Tillandsia, la pianta che potrebbe salvarci dall’inquinamento

Non ha radici, non ha bisogno di particolari cure e con le sue foglie cattura non solo l’umidità, ma anche i principali agenti inquinanti

UNA PIANTA CONTRO L’INQUINAMENTO. Che le piante aiutino a combattere l’ammorbamento dell’aria non è certamente un mistero: i Ficus, le margherite, le gerbere e i gerani sono piante d’appartamento note per l’aiuto offerto nel depurare l’aria domestica, spesso più inquinata di quanto ci aspettiamo. Ma come ha scoperto Luigi Brighigna, botanico all’Università di Firenze, la Tillandsia è un caso del tutto particolare: essendo sprovvista di radici sotterranee deve assorbire l’umidità direttamente dall’aria, diventando così una potente difesa contro le polveri nocive sospese nell’atmosfera.
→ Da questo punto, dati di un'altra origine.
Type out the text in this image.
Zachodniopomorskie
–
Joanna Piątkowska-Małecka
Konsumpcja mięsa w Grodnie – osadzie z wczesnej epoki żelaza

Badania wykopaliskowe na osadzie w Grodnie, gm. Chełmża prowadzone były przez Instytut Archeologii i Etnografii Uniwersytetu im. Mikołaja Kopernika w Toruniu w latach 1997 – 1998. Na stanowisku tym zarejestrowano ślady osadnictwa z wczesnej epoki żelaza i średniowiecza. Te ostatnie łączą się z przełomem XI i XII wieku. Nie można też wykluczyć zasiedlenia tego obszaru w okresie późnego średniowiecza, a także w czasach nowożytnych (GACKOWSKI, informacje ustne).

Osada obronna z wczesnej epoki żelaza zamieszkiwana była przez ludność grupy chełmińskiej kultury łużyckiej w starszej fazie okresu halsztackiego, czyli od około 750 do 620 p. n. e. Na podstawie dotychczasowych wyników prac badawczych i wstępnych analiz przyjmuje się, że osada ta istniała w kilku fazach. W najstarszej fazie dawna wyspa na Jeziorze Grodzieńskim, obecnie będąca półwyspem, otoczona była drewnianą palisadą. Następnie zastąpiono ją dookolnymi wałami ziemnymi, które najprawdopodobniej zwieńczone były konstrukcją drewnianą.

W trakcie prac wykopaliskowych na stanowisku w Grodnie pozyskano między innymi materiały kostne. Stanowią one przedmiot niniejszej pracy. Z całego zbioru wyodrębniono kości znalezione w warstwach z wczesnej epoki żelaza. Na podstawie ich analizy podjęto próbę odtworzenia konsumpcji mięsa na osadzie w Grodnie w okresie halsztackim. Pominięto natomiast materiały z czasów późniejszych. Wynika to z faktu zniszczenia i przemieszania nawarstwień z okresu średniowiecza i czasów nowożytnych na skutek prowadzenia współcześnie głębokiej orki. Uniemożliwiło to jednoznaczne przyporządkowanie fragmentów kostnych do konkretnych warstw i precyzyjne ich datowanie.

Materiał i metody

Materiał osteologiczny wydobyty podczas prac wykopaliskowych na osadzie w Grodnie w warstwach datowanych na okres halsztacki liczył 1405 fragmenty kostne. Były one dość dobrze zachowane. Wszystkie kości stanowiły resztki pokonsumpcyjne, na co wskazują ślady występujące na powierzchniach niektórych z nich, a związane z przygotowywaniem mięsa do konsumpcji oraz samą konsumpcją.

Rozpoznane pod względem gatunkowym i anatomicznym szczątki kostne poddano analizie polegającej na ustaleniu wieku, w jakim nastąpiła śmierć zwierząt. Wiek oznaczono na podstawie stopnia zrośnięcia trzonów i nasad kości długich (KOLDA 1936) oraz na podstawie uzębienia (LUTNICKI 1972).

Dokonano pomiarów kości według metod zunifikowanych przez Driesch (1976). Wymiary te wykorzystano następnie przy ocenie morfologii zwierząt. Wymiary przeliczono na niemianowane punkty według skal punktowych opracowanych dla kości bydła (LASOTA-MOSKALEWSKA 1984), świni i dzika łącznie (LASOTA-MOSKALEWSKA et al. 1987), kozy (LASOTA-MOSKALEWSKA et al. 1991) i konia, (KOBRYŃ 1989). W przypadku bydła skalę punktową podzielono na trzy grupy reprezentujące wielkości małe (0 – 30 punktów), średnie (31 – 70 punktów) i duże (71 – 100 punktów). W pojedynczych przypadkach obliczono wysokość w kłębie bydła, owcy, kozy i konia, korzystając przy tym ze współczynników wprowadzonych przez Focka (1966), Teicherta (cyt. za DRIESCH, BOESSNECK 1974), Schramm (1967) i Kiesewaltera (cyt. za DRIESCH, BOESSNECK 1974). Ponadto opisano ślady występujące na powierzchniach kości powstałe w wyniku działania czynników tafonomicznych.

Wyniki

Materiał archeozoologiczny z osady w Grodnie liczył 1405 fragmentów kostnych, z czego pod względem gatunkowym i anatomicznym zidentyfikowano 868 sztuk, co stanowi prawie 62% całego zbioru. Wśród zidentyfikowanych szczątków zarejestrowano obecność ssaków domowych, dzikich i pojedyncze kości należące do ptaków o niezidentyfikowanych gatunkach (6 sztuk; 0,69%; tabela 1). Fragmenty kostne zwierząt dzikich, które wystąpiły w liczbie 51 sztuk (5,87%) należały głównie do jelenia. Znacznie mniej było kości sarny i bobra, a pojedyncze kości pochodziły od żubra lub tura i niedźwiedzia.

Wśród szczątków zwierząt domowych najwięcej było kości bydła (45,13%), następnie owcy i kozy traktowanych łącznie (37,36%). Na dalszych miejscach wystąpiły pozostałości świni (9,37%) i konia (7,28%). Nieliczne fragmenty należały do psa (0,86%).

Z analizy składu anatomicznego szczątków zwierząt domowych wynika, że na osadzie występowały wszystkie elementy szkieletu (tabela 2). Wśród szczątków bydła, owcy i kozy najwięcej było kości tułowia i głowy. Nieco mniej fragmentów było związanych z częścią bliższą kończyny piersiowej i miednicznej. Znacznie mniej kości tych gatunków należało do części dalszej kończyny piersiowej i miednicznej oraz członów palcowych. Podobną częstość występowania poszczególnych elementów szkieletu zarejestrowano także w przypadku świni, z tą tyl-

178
Nello specifico le foglie della Tillandsia catturano gli idrocarburi policiclici aromatici e le sostanze derivanti dalla combustione incompleta della benzina le quali, se inalate, risultano dannose per il nostro organismo.

LO STUDIO DELLA TILLANDSIA. Per testare le proprie ipotesi sulle potenzialità della pianta, il dottor Brighigna ha esposto per sei mesi alcuni esemplari di Tillandsie nella trafficatissima – e altrettanto inquinata – circonvallazione di Firenze,. Risultato? La pianta non si limita a catturare gli agenti inquinanti, ma li metabolizza e li elimina definitivamente. Secondo lo studio condotto da Brighigna, un chilogrammo di Tillandsia sarebbe capace di assorbire e cancellare 0,2 milligrammi di pulviscolo dannoso: questo significa che un angolo di casa dedicato alla coltivazione di questa piantina potrebbe depurare l’intero appartamento. Ma le ipotesi d’impiego future non si limitano all’uso domestico: pensiamo a cosa potrebbe significare allestire lungo le strade più trafficate dei pannelli ricoperti da centinaia di Tillandsie. Un mondo più verde, più colorato, e meno inquinato.